The question that I get asked frequently in my office is “what is the best posture”? This is when my patients will jokingly roll their eyes because I say the magic words to them, “It DEPENDS”. But it is an indeed very interesting question and I think it deserves a good discussion. So, lets dive into what makes the perfect posture.
Sit up Straight?
You have probably heard someone in your life tell you to “sit up straight” or “don’t slouch”. Maybe you have this idea in your head of a person with their shoulders pulled back, chest up, chin tucked, and low back slightly curved as the perfect posture, right? While these are a good rule of thumb to live life by, it is not really that black and white. Sitting up straight is good because it aligns the spine and allows it to better absorb the stresses of gravity that are pushing down on you. However, it is not easy to maintain for long periods of time. This is because the muscles that are required to hold you in that position fatigue and become sore, leading to pain and discomfort. This could lead to lasting back pain. Now, you may be thinking to yourself that, its like committing a chiropractic crime for me to say anything positive about slouching right? Well research shows that a supported forward flexed posture allows for more fluid & nutrient exchange to the discs of the spine, which leads to healthier discs and an increase in disc height when compared to someone who does not slouch. Pretty interesting right?
Learning the Balance
Research has shown that intradiscal pressure in the spine is 40% higher in sitting than in standing. This shows the importance of not slouching for long periods of time. This will wear on your discs and cause muscle imbalances between the forward flexing muscles getting strong and the backward extending muscles getting weak. Which can lead to back pain or disc problems in the long run. Standing up straight with little movement for excessive periods of time (Example: working at an office that have standing desks) can lead to decreased disc height and a stiff back. You guessed it; this will lead to back pain. If you thought of this by now, I am proud of you, posture is about BALANCE.
The Perfect Posture
The perfect posture is a posture that is free flowing and frequently on the move. The spine thrives and is designed to be moved. When you sit or stand in the same position for too long, there will be negative effects from that. It is all about finding that BALANCE. One of the most important things you can do for yourself is to become more self-aware. If you notice you have been sitting/standing in one position for too long, then move. When slouching for a while, sit up straight and extend the spine, pull the shoulder blades down and back, hold this for a while then let it go and slouch for a bit. Get up and stretch the body, flex, and extend the spine every 30-45 minutes.

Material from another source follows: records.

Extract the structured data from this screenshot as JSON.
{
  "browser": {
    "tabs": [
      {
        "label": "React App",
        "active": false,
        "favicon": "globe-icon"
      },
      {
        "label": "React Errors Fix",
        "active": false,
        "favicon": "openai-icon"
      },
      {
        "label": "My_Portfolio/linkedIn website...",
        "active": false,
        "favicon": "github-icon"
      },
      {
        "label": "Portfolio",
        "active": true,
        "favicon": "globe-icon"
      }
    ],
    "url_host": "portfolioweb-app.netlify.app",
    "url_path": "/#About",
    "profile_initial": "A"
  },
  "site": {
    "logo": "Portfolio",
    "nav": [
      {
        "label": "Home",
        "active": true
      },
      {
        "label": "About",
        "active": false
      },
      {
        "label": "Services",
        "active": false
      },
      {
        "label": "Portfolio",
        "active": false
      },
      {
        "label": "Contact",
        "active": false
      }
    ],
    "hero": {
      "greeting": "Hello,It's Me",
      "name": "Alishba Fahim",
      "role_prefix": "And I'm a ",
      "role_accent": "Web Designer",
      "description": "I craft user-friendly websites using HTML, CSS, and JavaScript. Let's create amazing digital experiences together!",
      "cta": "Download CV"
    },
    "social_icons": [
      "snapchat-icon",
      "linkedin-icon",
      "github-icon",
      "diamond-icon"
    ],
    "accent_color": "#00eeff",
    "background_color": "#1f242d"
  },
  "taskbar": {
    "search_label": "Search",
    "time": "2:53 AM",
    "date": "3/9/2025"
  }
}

If you must be stuck sitting for long hours at a time, (Example: flying, riding a bus, car ride, etc.) provide yourself with some lumbar support so your low back has a minor concave curve (backward “C” shape). Try to sit with a 100-to-130-degree angle between your
thighs and torso. This will help offload the discs and keep the spine in a comfortable position so the muscles do not fatigue, but also keep the spine aligned so it can support properly. But even when stuck sitting for long periods of time, you can get creative with your movements, do some side bends, flex, and extend the spine while sitting there. Light stretching is also a wonderful means of movement during these times.
I hope you found this article helpful, I wanted to break the stigma that slouching is always bad, or that there is just one perfect posture. Everyone is built differently so there is never a one size fits all with these kinds of things. The key takeaways here are to move the spine and body. Never sit or stand in one position for long periods of time, try to become more self-aware of your body and make the adjustments as needed. Thanks for reading and have a wonderful day! IMPROVE EVERYDAY!